Rooftop farms are newly glamorous but let’s not forget the 52,236 acres of private yards in NYC. [ “Regionalizing the Food System for Public Health and Sustainability,” Columbia U. Urban Design Lab, Nov. 2010, p. 17] Now, they’re mostly planted in lawns and ornamental species. What if we started seeing the food-producing potential of our lawns and yards?
A growing number of landscape designers are planting food forests, which combine fruit and nut bearing trees with lower layers of bushes, vines and groundcovers – all of which have edible yields. Food forestry is a central theme within permaculture, an ecological design movement recently featured in the New York Times.
How might we start food forests in NYC yards? Here’s a few starting points for collaboration between landscape designers, permaculturists, fans of locally grown food, and entrepreneurs.
- Inventory the fruit and nut bearing trees and understory that can make up food forests in NYC.
- Compile a wiki with best practices about their planting, care and harvest.
- Put together sets of marketing materials about food forest options for NYC backyards.
- Create options of various sizes and species customized for space, yard condition, client type, etc. - like a take-out menu.
Who makes it happen?
Anyone who has knows how to apply food forest design principles, and plant trees and shrubs – and who recognizes a new business opportunity. Who’s available to help out? The entrepreneur could put out a call for permaculture design course graduates who want to learn practical skills.
Where does it start?
Go to church groups, environmental justice communities, nonprofits in low income communities, propose a variety of options. Permaculture has a long tradition of permablitzes - volunteer efforts much like barn raisings. Start out by offering permablitzes as long as the recipient raises funds to pay for plants and materials.
Use projects like those to train a pool of skilled participants. Entrepreneurs can take material from the wiki - or the existing books and articles that certainly already exist in the gardening literature - and turn them into open source marketing materials. That sounds idealistic, but only the most enterprising and skilled individuals will actually turn this into a business, so they can earn social capital by adding to the available forest gardening information free to the public - and promote their own services. They could start by promoting backyard food forest makeovers in their own neighborhood, starting with free gigs to raise awareness, leading hopefully to paid gigs.

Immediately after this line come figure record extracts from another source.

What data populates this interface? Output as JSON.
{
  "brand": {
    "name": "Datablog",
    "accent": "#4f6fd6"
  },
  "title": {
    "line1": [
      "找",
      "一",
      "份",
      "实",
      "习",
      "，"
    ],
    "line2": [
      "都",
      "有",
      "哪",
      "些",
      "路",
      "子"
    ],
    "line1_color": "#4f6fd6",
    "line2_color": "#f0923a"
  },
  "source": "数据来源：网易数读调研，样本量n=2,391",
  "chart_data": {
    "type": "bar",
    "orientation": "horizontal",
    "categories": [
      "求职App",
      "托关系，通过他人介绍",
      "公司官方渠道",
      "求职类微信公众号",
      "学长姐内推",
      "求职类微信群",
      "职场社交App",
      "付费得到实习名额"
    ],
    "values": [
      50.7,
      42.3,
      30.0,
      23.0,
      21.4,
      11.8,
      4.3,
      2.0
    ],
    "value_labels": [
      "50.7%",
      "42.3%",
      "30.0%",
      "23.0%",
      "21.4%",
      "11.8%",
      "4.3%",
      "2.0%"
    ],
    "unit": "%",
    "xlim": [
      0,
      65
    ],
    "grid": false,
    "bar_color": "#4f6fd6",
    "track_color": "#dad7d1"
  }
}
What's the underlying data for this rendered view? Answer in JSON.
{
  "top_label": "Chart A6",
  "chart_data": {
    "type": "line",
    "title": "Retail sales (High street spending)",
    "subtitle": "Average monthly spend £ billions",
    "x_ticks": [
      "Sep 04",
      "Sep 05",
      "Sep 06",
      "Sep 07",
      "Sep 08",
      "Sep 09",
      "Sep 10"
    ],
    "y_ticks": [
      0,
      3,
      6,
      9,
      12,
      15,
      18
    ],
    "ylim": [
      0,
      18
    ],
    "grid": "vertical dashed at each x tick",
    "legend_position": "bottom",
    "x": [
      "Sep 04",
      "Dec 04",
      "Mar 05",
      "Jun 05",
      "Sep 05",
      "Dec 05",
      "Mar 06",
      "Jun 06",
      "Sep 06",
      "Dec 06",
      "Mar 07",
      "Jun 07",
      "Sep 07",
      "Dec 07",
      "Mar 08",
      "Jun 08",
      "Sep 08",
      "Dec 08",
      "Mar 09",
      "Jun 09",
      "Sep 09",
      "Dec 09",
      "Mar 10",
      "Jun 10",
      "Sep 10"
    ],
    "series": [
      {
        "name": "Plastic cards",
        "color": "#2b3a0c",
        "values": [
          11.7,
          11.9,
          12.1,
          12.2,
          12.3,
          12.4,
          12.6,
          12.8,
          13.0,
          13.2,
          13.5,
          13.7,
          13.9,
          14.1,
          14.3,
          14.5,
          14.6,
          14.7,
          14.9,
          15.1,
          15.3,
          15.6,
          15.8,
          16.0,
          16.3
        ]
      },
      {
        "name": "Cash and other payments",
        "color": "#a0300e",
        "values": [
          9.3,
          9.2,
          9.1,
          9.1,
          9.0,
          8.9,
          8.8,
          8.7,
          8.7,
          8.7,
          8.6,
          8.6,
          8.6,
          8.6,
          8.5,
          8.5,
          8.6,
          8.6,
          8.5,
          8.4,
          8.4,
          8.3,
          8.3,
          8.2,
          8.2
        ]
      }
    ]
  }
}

Raising awareness of urban agriculture benefits
Even where there are active community gardens or community supported agriculture (CSA) group buying services, lots of New Yorkers don’t see the context that makes more urban agriculture not just desirable, but a necessary part of our future. So hosting film screenings on these topics in your neighborhood is a good way of building awareness, and finding out who has some yard they want to turn into a garden. The key is probably making personal connections with leaders of neighborhood civic groups and explaining how they could get their own backyard garden or plant the first food forest in their neighborhood.